Pese a eso, las encuestas lo mostraban como el líder en un campo republicano sin un claro favorito. Pero ahí el abogado, que pertenecía al ala más moderada del partido, cometió un error táctico: decidió no concentrarse en las primeras contiendas primarias, Iowa y New Hampshire, y apostar todo a una arremetida en Florida, que tenía su elección varias semanas después. Entremedio, sin embargo, apareció John McCain, quien tomó el liderazgo y no lo soltó más. Tras terminar tercero en Florida, Giuliani se retiró.
Mano derecha de Trump
No quiso competir en 2012 y, en 2016, su reputación estaba más mermada. Fue en ese momento cuando tuvo la decisión que marca su actual momento: acercarse al entonces candidato Donald Trump, quien lo fichó como su abogado y representante de confianza. Un rol que incluyó una serie de dudosas tareas que lo tienen hoy no sólo como un paria político, sino bajo escrutinio judicial.

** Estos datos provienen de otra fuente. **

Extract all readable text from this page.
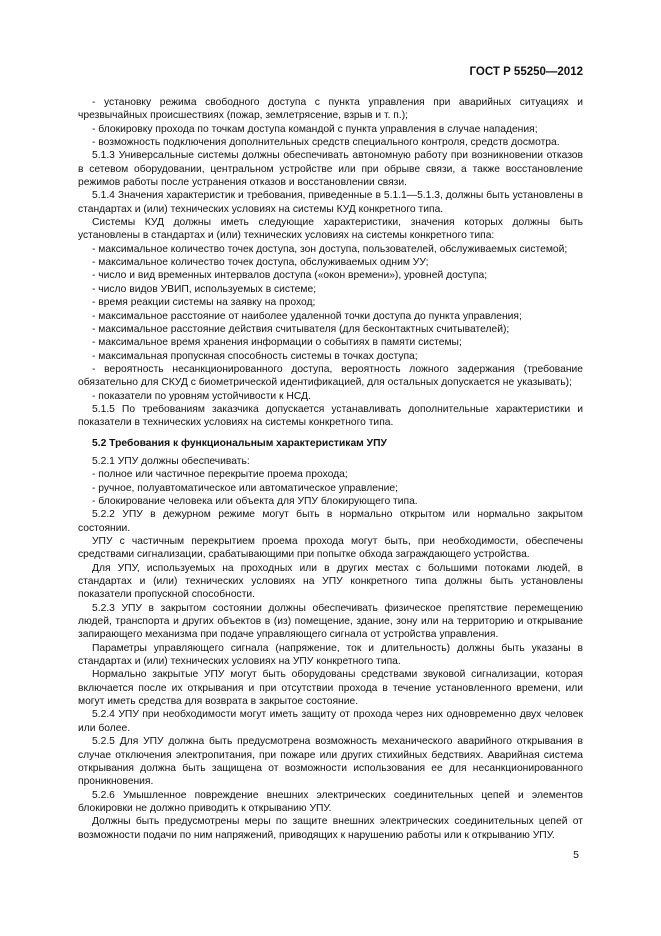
ГОСТ Р 55250—2012

- установку режима свободного доступа с пункта управления при аварийных ситуациях и чрезвычайных происшествиях (пожар, землетрясение, взрыв и т. п.);

- блокировку прохода по точкам доступа командой с пункта управления в случае нападения;

- возможность подключения дополнительных средств специального контроля, средств досмотра.

5.1.3 Универсальные системы должны обеспечивать автономную работу при возникновении отказов в сетевом оборудовании, центральном устройстве или при обрыве связи, а также восстановление режимов работы после устранения отказов и восстановлении связи.

5.1.4 Значения характеристик и требования, приведенные в 5.1.1—5.1.3, должны быть установлены в стандартах и (или) технических условиях на системы КУД конкретного типа.

Системы КУД должны иметь следующие характеристики, значения которых должны быть установлены в стандартах и (или) технических условиях на системы конкретного типа:

- максимальное количество точек доступа, зон доступа, пользователей, обслуживаемых системой;

- максимальное количество точек доступа, обслуживаемых одним УУ;

- число и вид временных интервалов доступа («окон времени»), уровней доступа;

- число видов УВИП, используемых в системе;

- время реакции системы на заявку на проход;

- максимальное расстояние от наиболее удаленной точки доступа до пункта управления;

- максимальное расстояние действия считывателя (для бесконтактных считывателей);

- максимальное время хранения информации о событиях в памяти системы;

- максимальная пропускная способность системы в точках доступа;

- вероятность несанкционированного доступа, вероятность ложного задержания (требование обязательно для СКУД с биометрической идентификацией, для остальных допускается не указывать);

- показатели по уровням устойчивости к НСД.

5.1.5 По требованиям заказчика допускается устанавливать дополнительные характеристики и показатели в технических условиях на системы конкретного типа.

5.2 Требования к функциональным характеристикам УПУ

5.2.1 УПУ должны обеспечивать:

- полное или частичное перекрытие проема прохода;

- ручное, полуавтоматическое или автоматическое управление;

- блокирование человека или объекта для УПУ блокирующего типа.

5.2.2 УПУ в дежурном режиме могут быть в нормально открытом или нормально закрытом состоянии.

УПУ с частичным перекрытием проема прохода могут быть, при необходимости, обеспечены средствами сигнализации, срабатывающими при попытке обхода заграждающего устройства.

Для УПУ, используемых на проходных или в других местах с большими потоками людей, в стандартах и (или) технических условиях на УПУ конкретного типа должны быть установлены показатели пропускной способности.

5.2.3 УПУ в закрытом состоянии должны обеспечивать физическое препятствие перемещению людей, транспорта и других объектов в (из) помещение, здание, зону или на территорию и открывание запирающего механизма при подаче управляющего сигнала от устройства управления.

Параметры управляющего сигнала (напряжение, ток и длительность) должны быть указаны в стандартах и (или) технических условиях на УПУ конкретного типа.

Нормально закрытые УПУ могут быть оборудованы средствами звуковой сигнализации, которая включается после их открывания и при отсутствии прохода в течение установленного времени, или могут иметь средства для возврата в закрытое состояние.

5.2.4 УПУ при необходимости могут иметь защиту от прохода через них одновременно двух человек или более.

5.2.5 Для УПУ должна быть предусмотрена возможность механического аварийного открывания в случае отключения электропитания, при пожаре или других стихийных бедствиях. Аварийная система открывания должна быть защищена от возможности использования ее для несанкционированного проникновения.

5.2.6 Умышленное повреждение внешних электрических соединительных цепей и элементов блокировки не должно приводить к открыванию УПУ.

Должны быть предусмотрены меры по защите внешних электрических соединительных цепей от возможности подачи по ним напряжений, приводящих к нарушению работы или к открыванию УПУ.

5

Entre otros temas, Giuliani se convirtió en el nexo de Trump con Ucrania, en una operación que buscaba dañar a Biden con información sensible que supuestamente lo iba a dejar mal. Este tema estuvo al centro del primer juicio político contra el entonces mandatario, y dejó por los suelos la imagen del exalcalde. Vendría más: uno de los momentos más incómodos de su carrera fue cuando cayó en medio de la grabación de la segunda parte de la película “Borat”, en que una supuesta periodista lo masajeaba y le hacía insinuaciones sexuales. Todo, por supuesto, era mentira, pero fue exhibido y repetido hasta la saciedad en la pantalla gigante de los cines, para escarnio del otrora ícono republicano.

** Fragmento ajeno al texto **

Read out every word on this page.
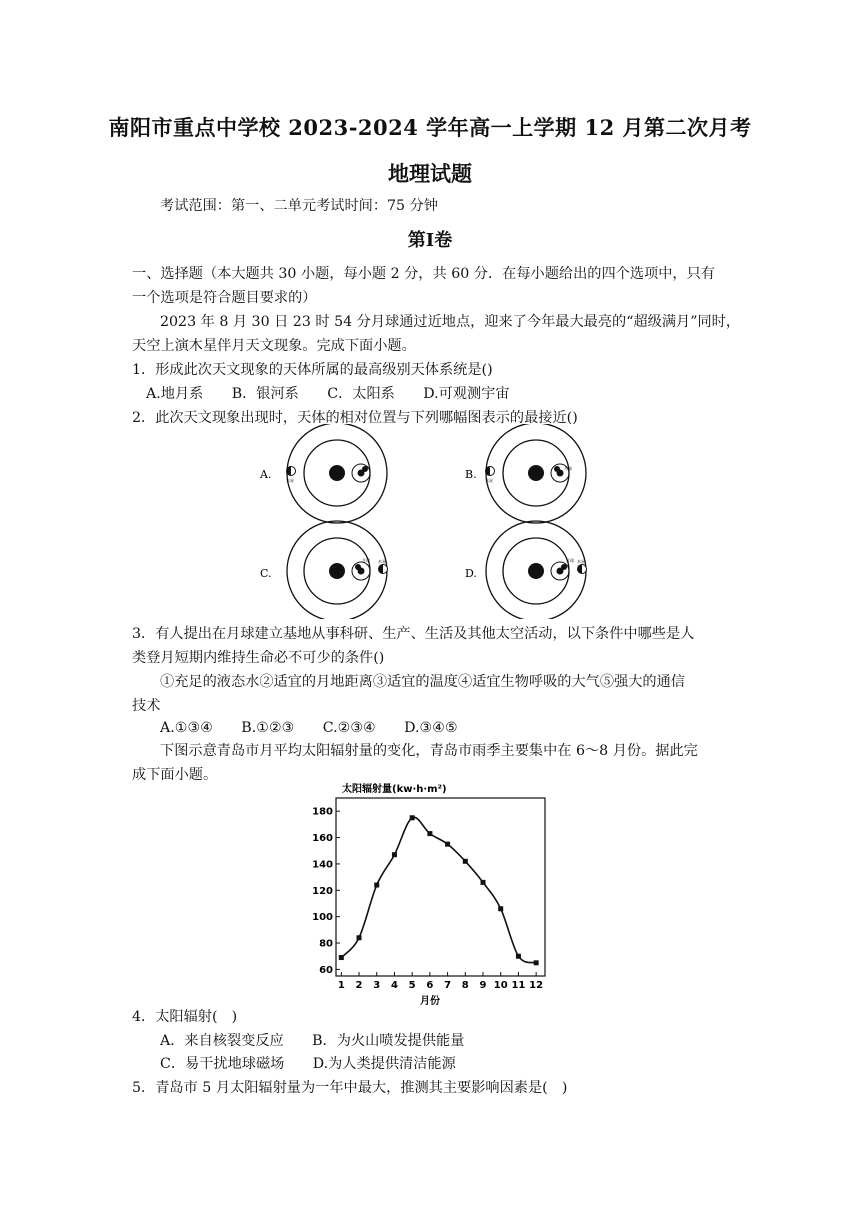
南阳市重点中学校 2023-2024 学年高一上学期 12 月第二次月考
地理试题
考试范围：第一、二单元考试时间：75 分钟
第Ⅰ卷
一、选择题（本大题共 30 小题，每小题 2 分，共 60 分．在每小题给出的四个选项中，只有
一个选项是符合题目要求的）
2023 年 8 月 30 日 23 时 54 分月球通过近地点，迎来了今年最大最亮的“超级满月”同时，
天空上演木星伴月天文现象。完成下面小题。
1．形成此次天文现象的天体所属的最高级别天体系统是()
A.地月系　　B．银河系　　C．太阳系　　D.可观测宇宙
2．此次天文现象出现时，天体的相对位置与下列哪幅图表示的最接近()
A.	木星	B.	月球
木星
C.
月球 木星
D.
月球 木星
3．有人提出在月球建立基地从事科研、生产、生活及其他太空活动，以下条件中哪些是人
类登月短期内维持生命必不可少的条件()
①充足的液态水②适宜的月地距离③适宜的温度④适宜生物呼吸的大气⑤强大的通信
技术
A.①③④　　B.①②③　　C.②③④　　D.③④⑤
下图示意青岛市月平均太阳辐射量的变化，青岛市雨季主要集中在 6～8 月份。据此完
成下面小题。
太阳辐射量(kw·h·m²)
60
80
100
120
140
160
180
1 2 3 4 5 6 7 8 9 10 11 12
月份
4．太阳辐射(　)
A．来自核裂变反应　　B．为火山喷发提供能量
C．易干扰地球磁场　　D.为人类提供清洁能源
5．青岛市 5 月太阳辐射量为一年中最大，推测其主要影响因素是(　)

Y si había dudas de si Rudolph Giuliani, el alcalde de América, podía caer más bajo aún, las despejó con su rol protagónico en el escándalo posterior a las elecciones en que Joe Biden le ganó a Donald Trump. La humillante imagen de él llamando a una conferencia de prensa en el estacionamiento de un perdido local en los suburbios de Philadelphia -Four Seasons Total Landscaping- mientras las cadenas de prensa confirmaban el triunfo del demócrata ilustra su rol. Luego, la tinta corriendo por su mejilla, que dio la vuelta al mundo. Y finalmente, su discurso minutos antes de que los manifestantes pro Trump atacaran el Capitolio estadounidense, el 6 de enero pasado, y asegurando que había una manera -sin precisar cuál- de que el magnate se mantuviera como gobernante.

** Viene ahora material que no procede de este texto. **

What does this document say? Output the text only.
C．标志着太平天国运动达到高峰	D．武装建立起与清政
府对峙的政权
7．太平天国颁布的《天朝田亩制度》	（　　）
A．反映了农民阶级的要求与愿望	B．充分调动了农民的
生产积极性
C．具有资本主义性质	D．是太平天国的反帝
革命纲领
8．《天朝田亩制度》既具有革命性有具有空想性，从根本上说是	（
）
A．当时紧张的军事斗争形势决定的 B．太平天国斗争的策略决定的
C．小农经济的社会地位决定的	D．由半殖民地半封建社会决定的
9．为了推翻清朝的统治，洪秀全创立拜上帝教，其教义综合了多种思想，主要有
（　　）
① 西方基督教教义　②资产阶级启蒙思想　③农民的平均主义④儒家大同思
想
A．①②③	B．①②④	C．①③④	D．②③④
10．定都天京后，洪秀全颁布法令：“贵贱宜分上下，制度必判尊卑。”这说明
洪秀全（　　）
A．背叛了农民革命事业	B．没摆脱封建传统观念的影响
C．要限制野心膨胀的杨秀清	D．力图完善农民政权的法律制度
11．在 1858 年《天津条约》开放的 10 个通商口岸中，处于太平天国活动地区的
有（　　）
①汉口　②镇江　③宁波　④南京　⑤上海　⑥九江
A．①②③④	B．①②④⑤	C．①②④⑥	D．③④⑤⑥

Probablemente es esa última imagen la que muestra el contraste de la carrera de Giuliani. Dos décadas atrás, entre los restos de las Torres Gemelas en Nueva York, había sido el bastión de la institucionalidad estadounidense; ahora, en Washington D.C., enardecía a una multitud que arremetería precisamente contra esa institucionalidad.
Hoy sólo quedan sombras perdidas del héroe que alguna vez pudo haber existido. En sus últimas entrevistas, ha reconocido que sabe que puede enfrentar cargos por sus acciones mientras fue el abogado de Trump. Este último, según la prensa estadounidense, aún no le paga por sus servicios -cerca de US$80 millones- ni tiene pretensión de hacerlo. Humillado, en bancarrota y sin capital político, es el solitario final de un emblema de la Gran Manzana a manos de otro ícono neoyorkino. Un cierre que da, literalmente, para ríos de tinta.